Address
- 7000 Crossroads Blvd, Suite 4000 Oklahoma City, Oklahoma, 73149 United States
- Coordinates: 35°23′50″N 97°29′21″W﻿ / ﻿35.3971°N 97.4893°W

District information
- Type: Independent public charter district
- Grades: PK–12
- Established: 2001
- Superintendent: Chris Brewster
- Schools: 10
- NCES District ID: 4000796

Students and staff
- Students: 4,620 (2024–25)

Other information
- Website: santafesouth.org

= Santa Fe South Schools =

School district in Oklahoma, United States

Santa Fe South Schools (also known as Santa Fe South Charter Schools, or SFS) is a public charter school district in Oklahoma City, Oklahoma, United States, serving students from pre-kindergarten through 12th grade across south Oklahoma City. Founded in 2001, it is the largest brick-and-mortar charter school district in the state of Oklahoma.

==History==

===Founding (2001)===
Santa Fe South was founded in 2001 by Chris Brewster, who had worked in traditional public schools as a music teacher and later as an assistant principal. Brewster launched the school out of a church basement, enrolling 120 ninth-graders with a staff of six teachers and three support personnel, citing the need for aiding inequities between schools in wealthy and low-income parts of Oklahoma City. Oklahoma City Public Schools (OKCPS) served as the district's charter authorizer from its founding through 2021. The school was developed with support from ORO Development Corporation, a local nonprofit active in the area since 1971.

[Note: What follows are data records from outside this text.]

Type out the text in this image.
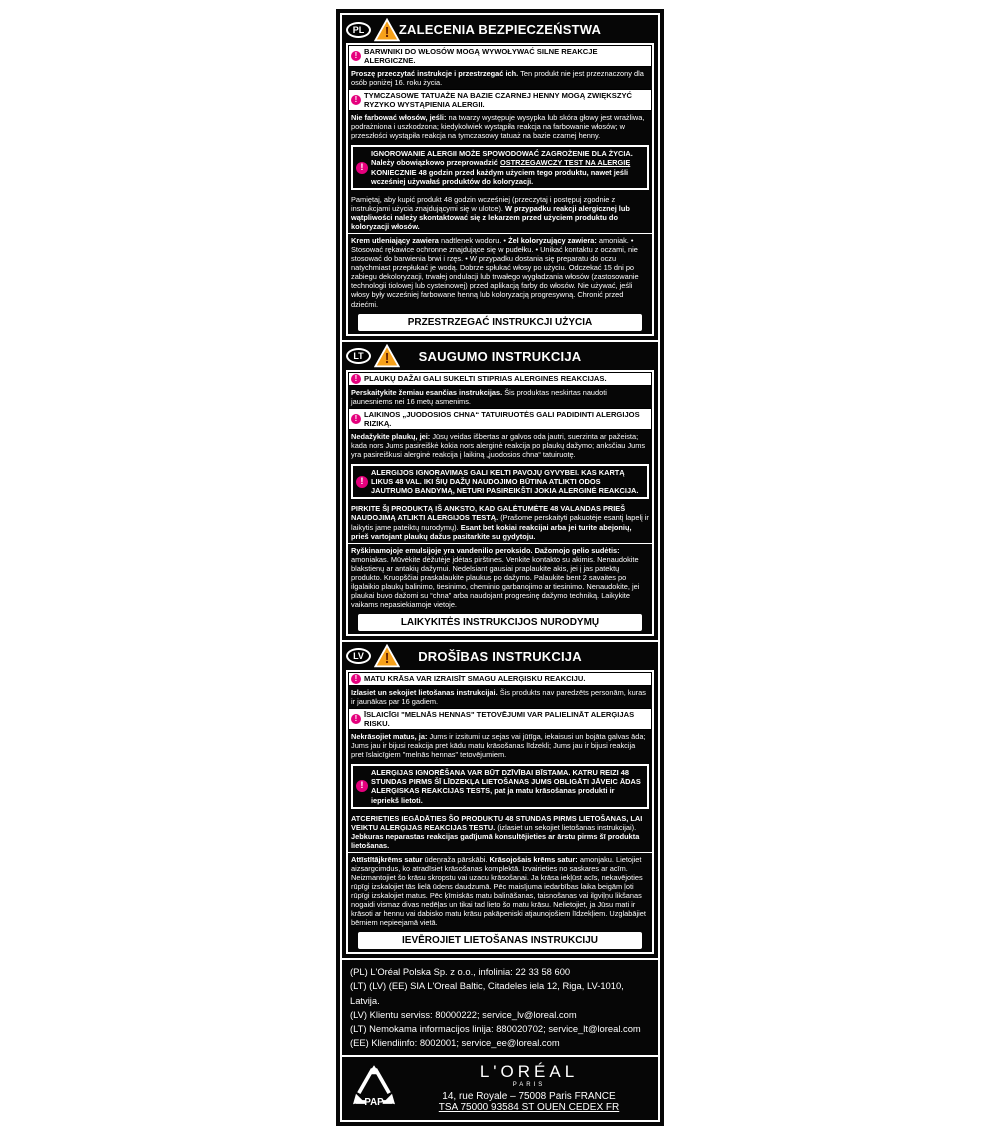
PL ! ZALECENIA BEZPIECZEŃSTWA
! BARWNIKI DO WŁOSÓW MOGĄ WYWOŁYWAĆ SILNE REAKCJE ALERGICZNE.
Proszę przeczytać instrukcje i przestrzegać ich. Ten produkt nie jest przeznaczony dla osób poniżej 16. roku życia.
! TYMCZASOWE TATUAŻE NA BAZIE CZARNEJ HENNY MOGĄ ZWIĘKSZYĆ RYZYKO WYSTĄPIENIA ALERGII.
Nie farbować włosów, jeśli: na twarzy występuje wysypka lub skóra głowy jest wrażliwa, podrażniona i uszkodzona; kiedykolwiek wystąpiła reakcja na farbowanie włosów; w przeszłości wystąpiła reakcja na tymczasowy tatuaż na bazie czarnej henny.
!
IGNOROWANIE ALERGII MOŻE SPOWODOWAĆ ZAGROŻENIE DLA ŻYCIA. Należy obowiązkowo przeprowadzić OSTRZEGAWCZY TEST NA ALERGIĘ KONIECZNIE 48 godzin przed każdym użyciem tego produktu, nawet jeśli wcześniej używałaś produktów do koloryzacji.
Pamiętaj, aby kupić produkt 48 godzin wcześniej (przeczytaj i postępuj zgodnie z instrukcjami użycia znajdującymi się w ulotce). W przypadku reakcji alergicznej lub wątpliwości należy skontaktować się z lekarzem przed użyciem produktu do koloryzacji włosów.
Krem utleniający zawiera nadtlenek wodoru. • Żel koloryzujący zawiera: amoniak. • Stosować rękawice ochronne znajdujące się w pudełku. • Unikać kontaktu z oczami, nie stosować do barwienia brwi i rzęs. • W przypadku dostania się preparatu do oczu natychmiast przepłukać je wodą. Dobrze spłukać włosy po użyciu. Odczekać 15 dni po zabiegu dekoloryzacji, trwałej ondulacji lub trwałego wygładzania włosów (zastosowanie technologii tiolowej lub cysteinowej) przed aplikacją farby do włosów. Nie używać, jeśli włosy były wcześniej farbowane henną lub koloryzacją progresywną. Chronić przed dziećmi.
PRZESTRZEGAĆ INSTRUKCJI UŻYCIA
LT !	SAUGUMO INSTRUKCIJA
! PLAUKŲ DAŽAI GALI SUKELTI STIPRIAS ALERGINES REAKCIJAS.
Perskaitykite žemiau esančias instrukcijas. Šis produktas neskirtas naudoti jaunesniems nei 16 metų asmenims.
! LAIKINOS „JUODOSIOS CHNA“ TATUIRUOTĖS GALI PADIDINTI ALERGIJOS RIZIKĄ.
Nedažykite plaukų, jei: Jūsų veidas išbertas ar galvos oda jautri, suerzinta ar pažeista; kada nors Jums pasireiškė kokia nors alerginė reakcija po plaukų dažymo; anksčiau Jums yra pasireiškusi alerginė reakcija į laikiną „juodosios chna“ tatuiruotę.
!
ALERGIJOS IGNORAVIMAS GALI KELTI PAVOJŲ GYVYBEI. KAS KARTĄ LIKUS 48 VAL. IKI ŠIŲ DAŽŲ NAUDOJIMO BŪTINA ATLIKTI ODOS JAUTRUMO BANDYMĄ, NETURI PASIREIKŠTI JOKIA ALERGINĖ REAKCIJA.
PIRKITE ŠĮ PRODUKTĄ IŠ ANKSTO, KAD GALĖTUMĖTE 48 VALANDAS PRIEŠ NAUDOJIMĄ ATLIKTI ALERGIJOS TESTĄ. (Prašome perskaityti pakuotėje esantį lapelį ir laikytis jame pateiktų nurodymų). Esant bet kokiai reakcijai arba jei turite abejonių, prieš vartojant plaukų dažus pasitarkite su gydytoju.
Ryškinamojoje emulsijoje yra vandenilio peroksido. Dažomojo gelio sudėtis: amoniakas. Mūvėkite dėžutėje įdėtas pirštines. Venkite kontakto su akimis. Nenaudokite blakstienų ar antakių dažymui. Nedelsiant gausiai praplaukite akis, jei į jas patektų produkto. Kruopščiai praskalaukite plaukus po dažymo. Palaukite bent 2 savaites po ilgalaikio plaukų balinimo, tiesinimo, cheminio garbanojimo ar tiesinimo. Nenaudokite, jei plaukai buvo dažomi su “chna” arba naudojant progresinę dažymo techniką. Laikykite vaikams nepasiekiamoje vietoje.
LAIKYKITĖS INSTRUKCIJOS NURODYMŲ
LV !	DROŠĪBAS INSTRUKCIJA
! MATU KRĀSA VAR IZRAISĪT SMAGU ALERĢISKU REAKCIJU.
Izlasiet un sekojiet lietošanas instrukcijai. Šis produkts nav paredzēts personām, kuras ir jaunākas par 16 gadiem.
! ĪSLAICĪGI "MELNĀS HENNAS" TETOVĒJUMI VAR PALIELINĀT ALERĢIJAS RISKU.
Nekrāsojiet matus, ja: Jums ir izsitumi uz sejas vai jūtīga, iekaisusi un bojāta galvas āda; Jums jau ir bijusi reakcija pret kādu matu krāsošanas līdzekli; Jums jau ir bijusi reakcija pret īslaicīgiem "melnās hennas" tetovējumiem.
!
ALERĢIJAS IGNORĒŠANA VAR BŪT DZĪVĪBAI BĪSTAMA. KATRU REIZI 48 STUNDAS PIRMS ŠĪ LĪDZEKĻA LIETOŠANAS JUMS OBLIGĀTI JĀVEIC ĀDAS ALERĢISKAS REAKCIJAS TESTS, pat ja matu krāsošanas produkti ir iepriekš lietoti.
ATCERIETIES IEGĀDĀTIES ŠO PRODUKTU 48 STUNDAS PIRMS LIETOŠANAS, LAI VEIKTU ALERĢIJAS REAKCIJAS TESTU. (izlasiet un sekojiet lietošanas instrukcijai). Jebkuras neparastas reakcijas gadījumā konsultējieties ar ārstu pirms šī produkta lietošanas.
Attīstītājkrēms satur ūdeņraža pārskābi. Krāsojošais krēms satur: amonjaku. Lietojiet aizsargcimdus, ko atradīsiet krāsošanas komplektā. Izvairieties no saskares ar acīm. Neizmantojiet šo krāsu skropstu vai uzacu krāsošanai. Ja krāsa iekļūst acīs, nekavējoties rūpīgi izskalojiet tās lielā ūdens daudzumā. Pēc maisījuma iedarbības laika beigām ļoti rūpīgi izskalojiet matus. Pēc ķīmiskās matu balināšanas, taisnošanas vai ilgviļņu likšanas nogaidi vismaz divas nedēļas un tikai tad lieto šo matu krāsu. Nelietojiet, ja Jūsu mati ir krāsoti ar hennu vai dabisko matu krāsu pakāpeniski atjaunojošiem līdzekļiem. Uzglabājiet bērniem nepieejamā vietā.
IEVĒROJIET LIETOŠANAS INSTRUKCIJU
(PL) L'Oréal Polska Sp. z o.o., infolinia: 22 33 58 600
(LT) (LV) (EE) SIA L'Oreal Baltic, Citadeles iela 12, Riga, LV-1010, Latvija.
(LV) Klientu serviss: 80000222; service_lv@loreal.com
(LT) Nemokama informacijos linija: 880020702; service_lt@loreal.com
(EE) Kliendiinfo: 8002001; service_ee@loreal.com
PAP
L'ORÉAL
PARIS
14, rue Royale – 75008 Paris FRANCE
TSA 75000 93584 ST OUEN CEDEX FR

===Growth and expansion===
From its single high school campus, Santa Fe South expanded over the following two decades to include elementary, middle, and early childhood programs across south Oklahoma City. Brewster received the Milken Educator Award in 2009 in recognition of his work developing the district. As of the 2024–25 school year, the district enrolls 4,620 students across 10 schools, making it the largest brick-and-mortar charter school district in Oklahoma.

The district operates on an open-enrollment, tuition-free model. When more students apply than seats are available, seats are assigned through a random lottery.

===2021 authorizer transition===
From 2001 through mid-2021, Santa Fe South's charter was authorized by OKCPS. In April 2021, as Santa Fe South was preparing to shift its authorization to Oklahoma City Community College (OCCC), the OKCPS Board of Education voted unanimously to request a state investigative audit of the district for fiscal years 2018–19 and 2019–20. The request cited a $300,000 loan from a nonprofit development corporation connected to Santa Fe South to Sovereign Community School, another Oklahoma City charter school. Superintendent Brewster questioned the timing of the audit request, calling it a "political football". He noted that the audit coincided with the district's planned departure from OKCPS oversight and the resulting loss of authorizer fees OKCPS had collected from Santa Fe South, which Brewster estimated at $4 million over the preceding ten years. OCCC assumed the authorizer role on July 1, 2021.

===COVID-19 pandemic===
In August 2021, Superintendent Brewster announced that Santa Fe South would require students to wear masks, making it the first Oklahoma school district to institute such a requirement that school year. The COVID-19 mandate included an opt-out provision to navigate Senate Bill 658, a state law restricting mask requirements to periods of a governor-declared emergency.

==Schools==
As of the 2024–25 school year, Santa Fe South operates 10 schools across south Oklahoma City.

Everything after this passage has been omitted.